City-parish to use low-interest loan for sewer projects
BY FAIMON A. ROBERTS III
Advocate staff writer
July 15, 2012
The city-parish will use a $45 million low-interest loan to pay for four projects that are part of the Sanitary Sewer Overflow program, officials announced Friday.
The loan — part of the state’s Department of Environmental Quality’s Revolving Fund Loan Program — will have a .95-percent interest rate over its 20-year term, said Mark Leblanc, the Department of Public Works official who oversees financing for the SSO plan.
“If we had to borrow the money through normal means, we would probably have to pay three or three-and-a-half percent interest,” Leblanc said.
The low interest rate will allow the parish to pay off the loan in 20 years rather than the 25-35 for its other SSO bonds, Leblanc said.
The money was granted to DEQ by the federal government, Leblanc said.
Projects and amounts funded by the loan include:
- $17.2 million for Phase I and II of the Scenic Highway-Spanish Town Road Rehabilitation Project
- $6 million for the I-110 Hollywood Street Area Rehabilitation Project.
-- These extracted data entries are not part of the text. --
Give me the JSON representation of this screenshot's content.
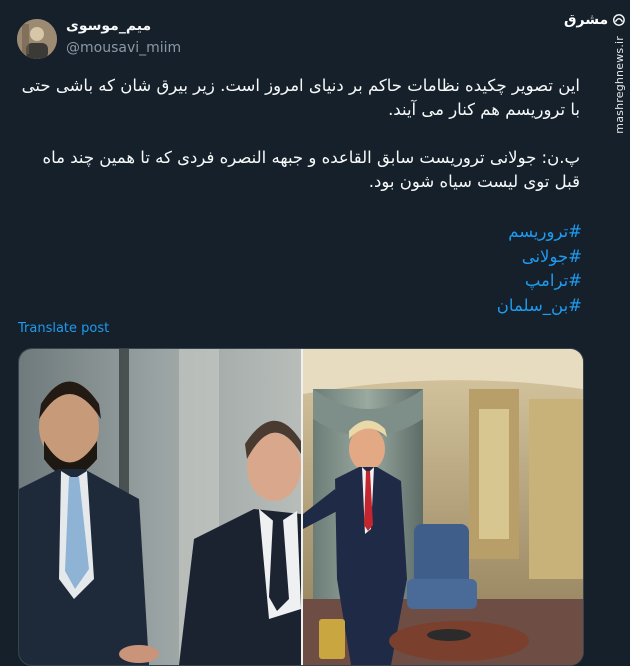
{
  "author": {
    "display_name": "میم_موسوی",
    "handle": "@mousavi_miim"
  },
  "tweet": {
    "paragraphs": [
      "این تصویر چکیده نظامات حاکم بر دنیای امروز است. زیر بیرق شان که باشی حتی با تروریسم هم کنار می آیند.",
      "پ.ن: جولانی تروریست سابق القاعده و جبهه النصره فردی که تا همین چند ماه قبل توی لیست سیاه شون بود."
    ],
    "hashtags": [
      "#تروریسم",
      "#جولانی",
      "#ترامپ",
      "#بن_سلمان"
    ],
    "translate_label": "Translate post"
  },
  "watermark": {
    "logo_text": "مشرق",
    "url": "mashreghnews.ir"
  },
  "colors": {
    "background": "#15202b",
    "link": "#1d9bf0",
    "secondary_text": "#8b98a5"
  },
  "icons": {
    "watermark_logo": "mashregh-logo-icon"
  }
}
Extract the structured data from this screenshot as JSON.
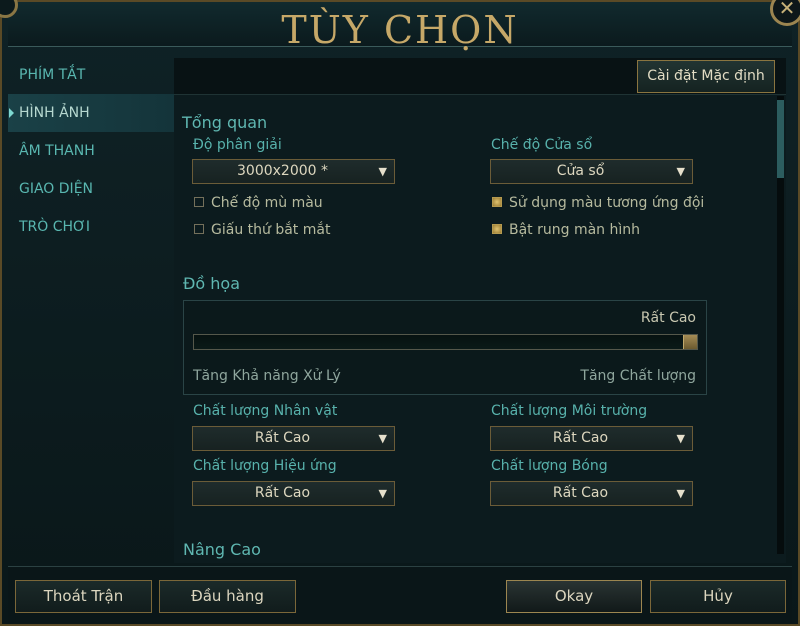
{
  "window": {
    "title": "TÙY CHỌN"
  },
  "sidebar": {
    "items": [
      {
        "label": "PHÍM TẮT",
        "active": false
      },
      {
        "label": "HÌNH ẢNH",
        "active": true
      },
      {
        "label": "ÂM THANH",
        "active": false
      },
      {
        "label": "GIAO DIỆN",
        "active": false
      },
      {
        "label": "TRÒ CHƠI",
        "active": false
      }
    ]
  },
  "toolbar": {
    "reset_label": "Cài đặt Mặc định"
  },
  "overview": {
    "title": "Tổng quan",
    "resolution": {
      "label": "Độ phân giải",
      "value": "3000x2000 *"
    },
    "window_mode": {
      "label": "Chế độ Cửa sổ",
      "value": "Cửa sổ"
    },
    "colorblind": {
      "label": "Chế độ mù màu",
      "checked": false
    },
    "team_colors": {
      "label": "Sử dụng màu tương ứng đội",
      "checked": true
    },
    "hide_eye_candy": {
      "label": "Giấu thứ bắt mắt",
      "checked": false
    },
    "screen_shake": {
      "label": "Bật rung màn hình",
      "checked": true
    }
  },
  "graphics": {
    "title": "Đồ họa",
    "level_label": "Rất Cao",
    "level_fraction": 1.0,
    "left_caption": "Tăng Khả năng Xử Lý",
    "right_caption": "Tăng Chất lượng",
    "character_quality": {
      "label": "Chất lượng Nhân vật",
      "value": "Rất Cao"
    },
    "environment_quality": {
      "label": "Chất lượng Môi trường",
      "value": "Rất Cao"
    },
    "effects_quality": {
      "label": "Chất lượng Hiệu ứng",
      "value": "Rất Cao"
    },
    "shadow_quality": {
      "label": "Chất lượng Bóng",
      "value": "Rất Cao"
    }
  },
  "advanced": {
    "title": "Nâng Cao"
  },
  "footer": {
    "exit_match": "Thoát Trận",
    "surrender": "Đầu hàng",
    "okay": "Okay",
    "cancel": "Hủy"
  },
  "icons": {
    "close": "close-icon",
    "dropdown": "chevron-down-icon",
    "arrow_glyph": "▼",
    "close_glyph": "✕"
  },
  "colors": {
    "accent_teal": "#59b7b0",
    "gold": "#c6a868",
    "checked_gold": "#c9a95a"
  }
}
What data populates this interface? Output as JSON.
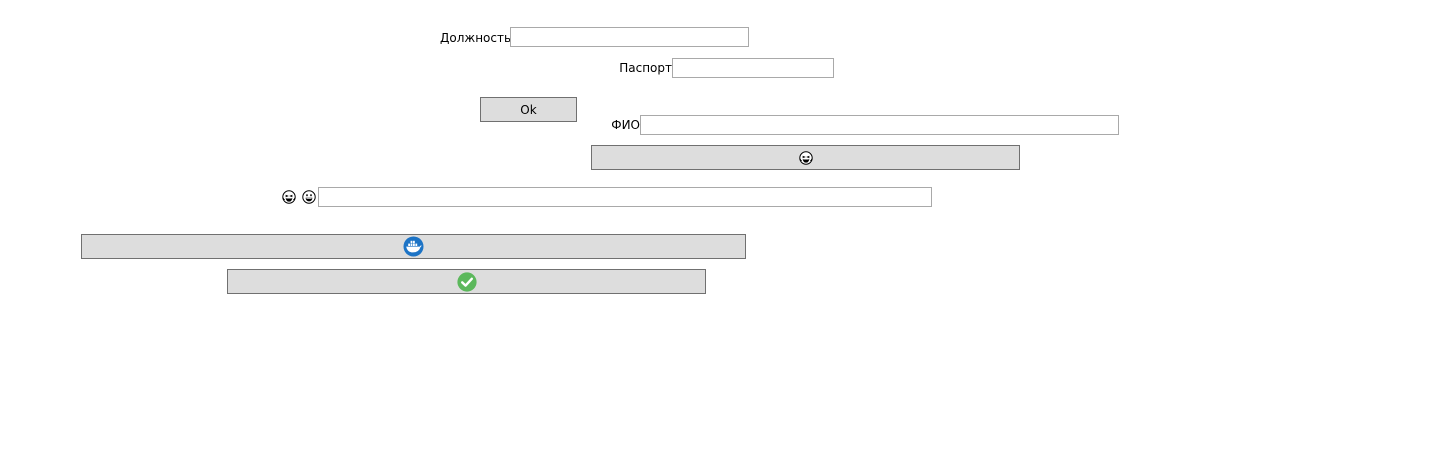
{
  "form": {
    "position_label": "Должность",
    "position_value": "",
    "passport_label": "Паспорт",
    "passport_value": "",
    "ok_label": "Ok",
    "fio_label": "ФИО",
    "fio_value": "",
    "emoji_row_value": ""
  },
  "icons": {
    "laugh_button_icon": "grinning-squint-tears-icon",
    "emoji_row_icons": [
      "grinning-squint-tears-icon",
      "grinning-face-icon"
    ],
    "docker_button_icon": "docker-icon",
    "check_button_icon": "check-circle-icon"
  },
  "colors": {
    "button_bg": "#dddddd",
    "button_border": "#707070",
    "field_border": "#a9a9a9",
    "docker_blue": "#1d74c6",
    "check_green": "#5cb85c"
  }
}
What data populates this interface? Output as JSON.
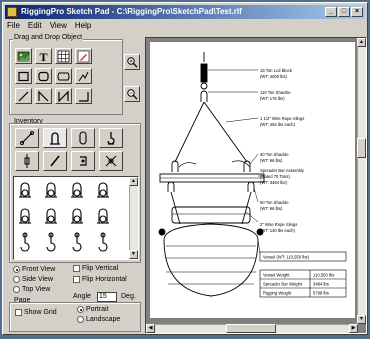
{
  "window": {
    "title": "RiggingPro Sketch Pad - C:\\RiggingPro\\SketchPad\\Test.rlf",
    "controls": {
      "minimize": "_",
      "maximize": "□",
      "close": "×"
    }
  },
  "menu": [
    "File",
    "Edit",
    "View",
    "Help"
  ],
  "left_panel": {
    "drag_drop_label": "Drag and Drop Object",
    "inventory_label": "Inventory",
    "views": [
      {
        "label": "Front View",
        "selected": true
      },
      {
        "label": "Side View",
        "selected": false
      },
      {
        "label": "Top View",
        "selected": false
      }
    ],
    "flip": [
      {
        "label": "Flip Vertical",
        "checked": false
      },
      {
        "label": "Flip Horizontal",
        "checked": false
      }
    ],
    "angle_label": "Angle",
    "angle_value": "15",
    "angle_unit": "Deg.",
    "page_label": "Page",
    "show_grid_label": "Show Grid",
    "orientation": [
      {
        "label": "Portrait",
        "selected": true
      },
      {
        "label": "Landscape",
        "selected": false
      }
    ]
  },
  "drawing": {
    "callouts": [
      "15 Ton Lcd Block",
      "(WT: 4000 lbs)",
      "110 Ton Shackle",
      "(WT: 178 lbs)",
      "1 1/2\" Wire Rope Slings",
      "(WT: 464 lbs each)",
      "30 Ton Shackle",
      "(WT: 96 lbs)",
      "Spreader Bar Assembly",
      "(Rated 70 Tons)",
      "(WT: 3484 lbs)",
      "60 Ton Shackle",
      "(WT: 96 lbs)",
      "2\" Wire Rope Slings",
      "(WT: 140 lbs each)",
      "Vessel (WT: 110,550 lbs)"
    ],
    "weights_table": [
      {
        "name": "Vessel Weight",
        "value": "110,550 lbs"
      },
      {
        "name": "Spreader Bar Weight",
        "value": "3484 lbs"
      },
      {
        "name": "Rigging Weight",
        "value": "5798 lbs"
      }
    ]
  },
  "colors": {
    "title_start": "#0a246a",
    "title_end": "#a6caf0",
    "face": "#d4d0c8"
  }
}
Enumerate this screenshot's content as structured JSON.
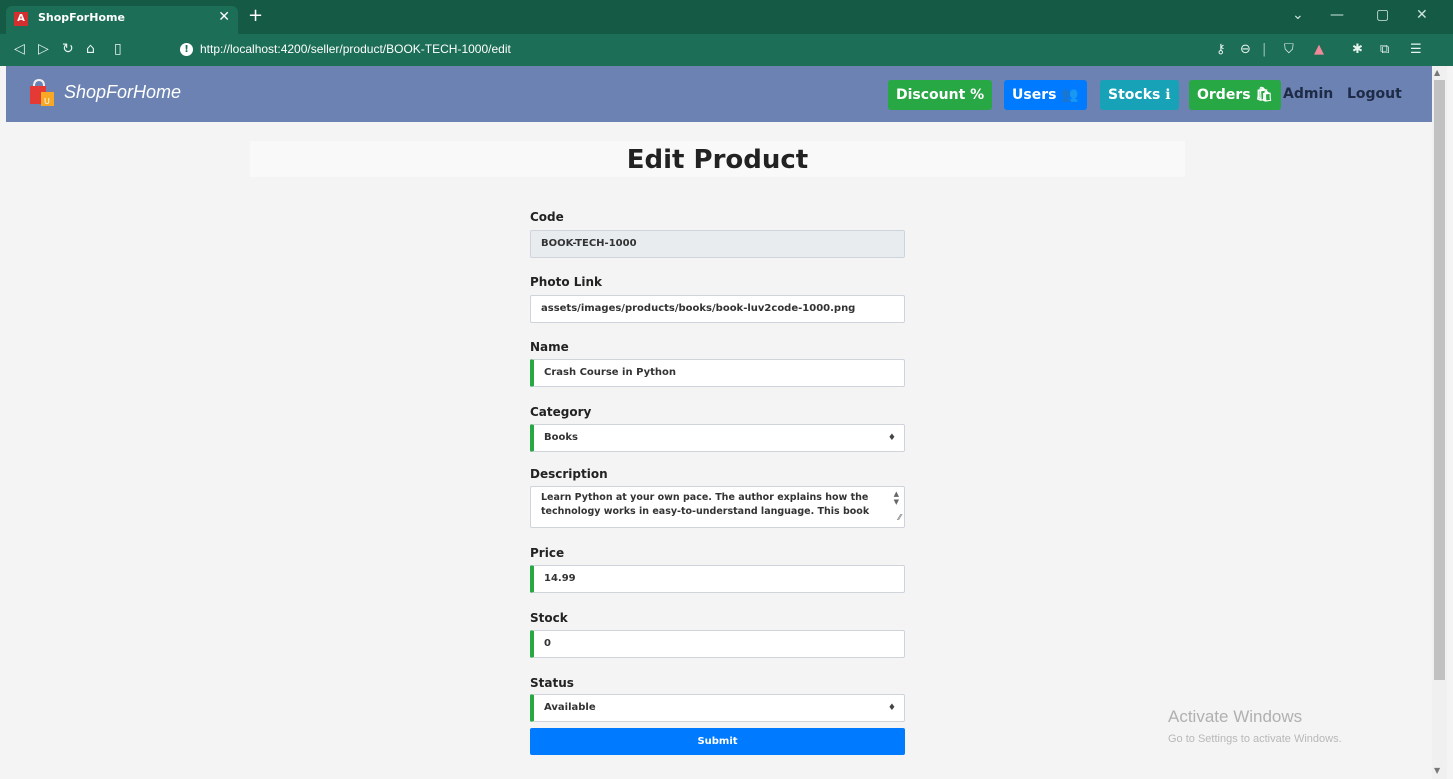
{
  "browser": {
    "tab_icon": "A",
    "tab_title": "ShopForHome",
    "url": "http://localhost:4200/seller/product/BOOK-TECH-1000/edit",
    "icons": [
      "back-icon",
      "forward-icon",
      "reload-icon",
      "home-icon",
      "bookmark-icon",
      "info-icon",
      "key-icon",
      "zoom-icon",
      "brave-shield-icon",
      "rewards-icon",
      "extensions-icon",
      "wallet-icon",
      "menu-icon"
    ]
  },
  "navbar": {
    "brand": "ShopForHome",
    "discount": "Discount %",
    "users": "Users 👥",
    "stocks": "Stocks ℹ",
    "orders": "Orders 🛍",
    "admin": "Admin",
    "logout": "Logout",
    "colors": {
      "bar": "#6b82b2",
      "discount": "#28a745",
      "users": "#007bff",
      "stocks": "#17a2b8",
      "orders": "#28a745"
    }
  },
  "page": {
    "title": "Edit Product"
  },
  "form": {
    "code": {
      "label": "Code",
      "value": "BOOK-TECH-1000"
    },
    "photo": {
      "label": "Photo Link",
      "value": "assets/images/products/books/book-luv2code-1000.png"
    },
    "name": {
      "label": "Name",
      "value": "Crash Course in Python"
    },
    "category": {
      "label": "Category",
      "value": "Books"
    },
    "description": {
      "label": "Description",
      "value": "Learn Python at your own pace. The author explains how the technology works in easy-to-understand language. This book"
    },
    "price": {
      "label": "Price",
      "value": "14.99"
    },
    "stock": {
      "label": "Stock",
      "value": "0"
    },
    "status": {
      "label": "Status",
      "value": "Available"
    },
    "submit": "Submit"
  },
  "watermark": {
    "title": "Activate Windows",
    "sub": "Go to Settings to activate Windows."
  }
}
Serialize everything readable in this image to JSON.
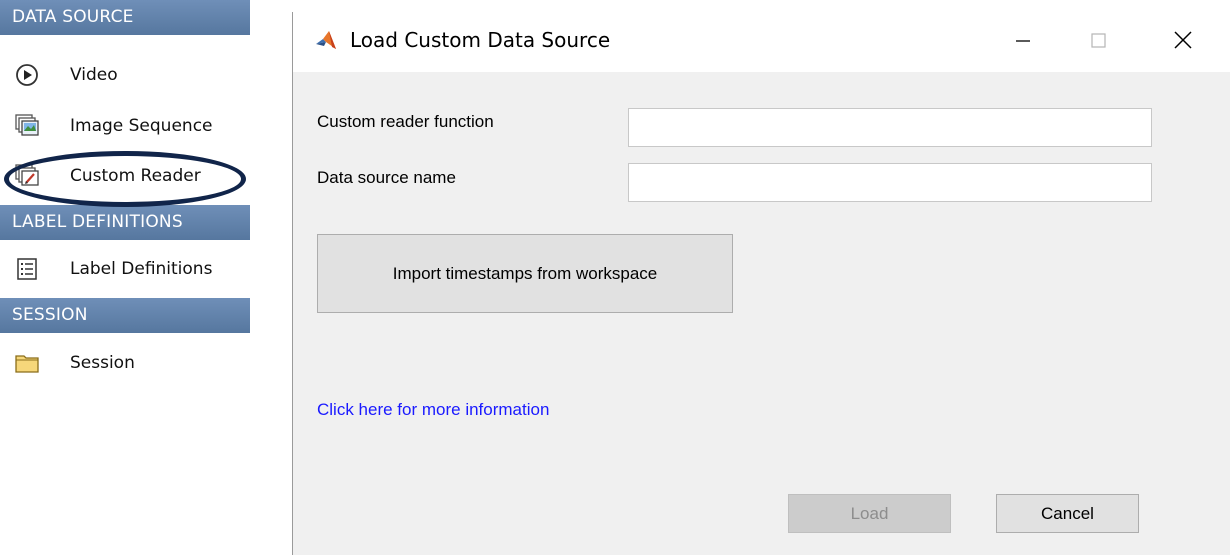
{
  "left_panel": {
    "sections": [
      {
        "header": "DATA SOURCE"
      },
      {
        "header": "LABEL DEFINITIONS"
      },
      {
        "header": "SESSION"
      }
    ],
    "items": [
      {
        "label": "Video",
        "icon": "play-circle-icon"
      },
      {
        "label": "Image Sequence",
        "icon": "image-stack-icon"
      },
      {
        "label": "Custom Reader",
        "icon": "custom-reader-icon"
      },
      {
        "label": "Label Definitions",
        "icon": "list-icon"
      },
      {
        "label": "Session",
        "icon": "folder-icon"
      }
    ],
    "highlighted_item": "Custom Reader",
    "header_color": "#5f80a9",
    "highlight_color": "#11254a"
  },
  "dialog": {
    "title": "Load Custom Data Source",
    "title_icon": "matlab-icon",
    "window_controls": [
      "minimize-icon",
      "maximize-icon",
      "close-icon"
    ],
    "fields": [
      {
        "label": "Custom reader function",
        "value": "",
        "placeholder": ""
      },
      {
        "label": "Data source name",
        "value": "",
        "placeholder": ""
      }
    ],
    "import_button": "Import timestamps from workspace",
    "info_link": "Click here for more information",
    "load_button": "Load",
    "load_enabled": false,
    "cancel_button": "Cancel",
    "link_color": "#1a1aff",
    "background_color": "#f0f0f0"
  }
}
- $8 million for the East Blvd.-Government Street Area Rehabilitation Project.
- $8.6 million for the Choctaw Collection Maintenance Facility.
The four projects plus $200,000 in administrative costs bring the total cost to $40 million, Leblanc said.
Of the remaining $5 million, $4.5 will be used to improve the North Wastewater Treatment Plant and $500,000 to plant trees or other vegetation to build buffers around both North and South treatment plants, Leblanc said.
The Department of Environmental Quality will oversee the projects, Leblanc said.
“It’s worth it even if you have to deal with another level of bureaucracy,” Leblanc said. The city parish borrowed $8 million from DEQ in 2010, Leblanc said.
The sewer plan, called the Sanitary Sewer Overflow program, was put in place by a 2002 federal consent decree to address the parish’s crumbling sewer system. It is funded by a half-cent sales tax and monthly sewer fees.
The total projected cost of the program is $1.5 billion, which includes master-planning costs, DPW Director William Daniel has said.
The program has a federally mandated deadline for completion of Dec. 31, 2014.